Questo processo di troubleshooting ha rivelato la complessità delle interazioni tra script personalizzati, librerie di terze parti e funzionalità native del browser. Ha inoltre evidenziato l’importanza di un approccio metodico e paziente nella risoluzione di problemi di integrazione web complessi.

Conclusione

Per capire cosa stesse accadendo ho impiegato più tempo di quanto mi faccia piacere ammettere ma il processo però è stato divertente e piuttosto didattico.
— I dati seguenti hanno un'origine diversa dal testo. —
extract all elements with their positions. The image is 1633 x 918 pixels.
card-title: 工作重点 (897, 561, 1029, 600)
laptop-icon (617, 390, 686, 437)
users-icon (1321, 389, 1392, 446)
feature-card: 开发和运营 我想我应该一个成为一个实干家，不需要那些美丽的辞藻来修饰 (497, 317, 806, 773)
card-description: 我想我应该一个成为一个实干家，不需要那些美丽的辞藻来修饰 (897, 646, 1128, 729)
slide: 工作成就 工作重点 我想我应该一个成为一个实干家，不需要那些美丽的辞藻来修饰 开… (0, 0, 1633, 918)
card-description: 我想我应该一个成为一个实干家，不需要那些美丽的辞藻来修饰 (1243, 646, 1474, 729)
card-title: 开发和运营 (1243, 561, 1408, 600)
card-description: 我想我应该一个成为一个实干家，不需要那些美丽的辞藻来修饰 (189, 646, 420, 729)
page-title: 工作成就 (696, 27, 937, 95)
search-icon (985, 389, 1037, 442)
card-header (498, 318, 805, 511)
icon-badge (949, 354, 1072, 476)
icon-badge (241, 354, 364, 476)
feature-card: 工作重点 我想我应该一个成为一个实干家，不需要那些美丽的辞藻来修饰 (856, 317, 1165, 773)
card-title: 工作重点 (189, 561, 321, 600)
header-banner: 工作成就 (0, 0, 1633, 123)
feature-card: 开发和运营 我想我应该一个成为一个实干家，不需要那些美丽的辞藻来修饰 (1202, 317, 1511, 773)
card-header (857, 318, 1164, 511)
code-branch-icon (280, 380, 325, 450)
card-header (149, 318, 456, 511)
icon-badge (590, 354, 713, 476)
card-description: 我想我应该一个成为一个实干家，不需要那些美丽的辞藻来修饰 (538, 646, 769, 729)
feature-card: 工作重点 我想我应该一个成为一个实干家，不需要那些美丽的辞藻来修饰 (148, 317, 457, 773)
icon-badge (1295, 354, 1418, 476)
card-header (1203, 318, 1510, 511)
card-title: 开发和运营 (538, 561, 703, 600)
Insieme al cliente abbiamo testato tutte le combinazioni di script: abbiamo rimosso e inserito GTM piĂą volte, provato GTM server side con e senza Custom Loader, provato ad inserire il consenso via gtag() e a rimuovere Cookiebot.

Ad ogni combinazione il problema rimaneva o magari si risolveva fino al caricamento della pagina successivo.

Nei vari test avevo notato una cosa, che il problema si presentava solamente nelle pagine con i form.

A questo punto della storia vorrei ammettere di aver avuto un’epifania e di aver gridato Eureka! ma no, sono andato a dormire.

La mattina successiva ho inserito un container vuoto e, magicamente, il problema era sparito.

Ho inserito i tag uno ad uno e, ormai conscio di dove risiedesse la rogna, ho riscritto personalmente lo script per assicurarmi che non potesse dare problemi.

Quindi, la morale è (sempre) quella, di non scaricare gli script da Internet senza sapere cosa stiano facendo e che, se avessi scritto il codice anziché farmi guidare dalla pigrizia, mi sarei evitato ore di frustrazione (ma non avrei imparato niente).

Quindi, se avete tempo e modo, sperimentate ed imparate (fino a stamattina non sapevo cosa fosse questo XHR!) ma se siete di fretta, è meglio -paradossalmente- usare un po’ di tempo per fare le cose correttamente anziché perderci tempo e sanità mentale dopo.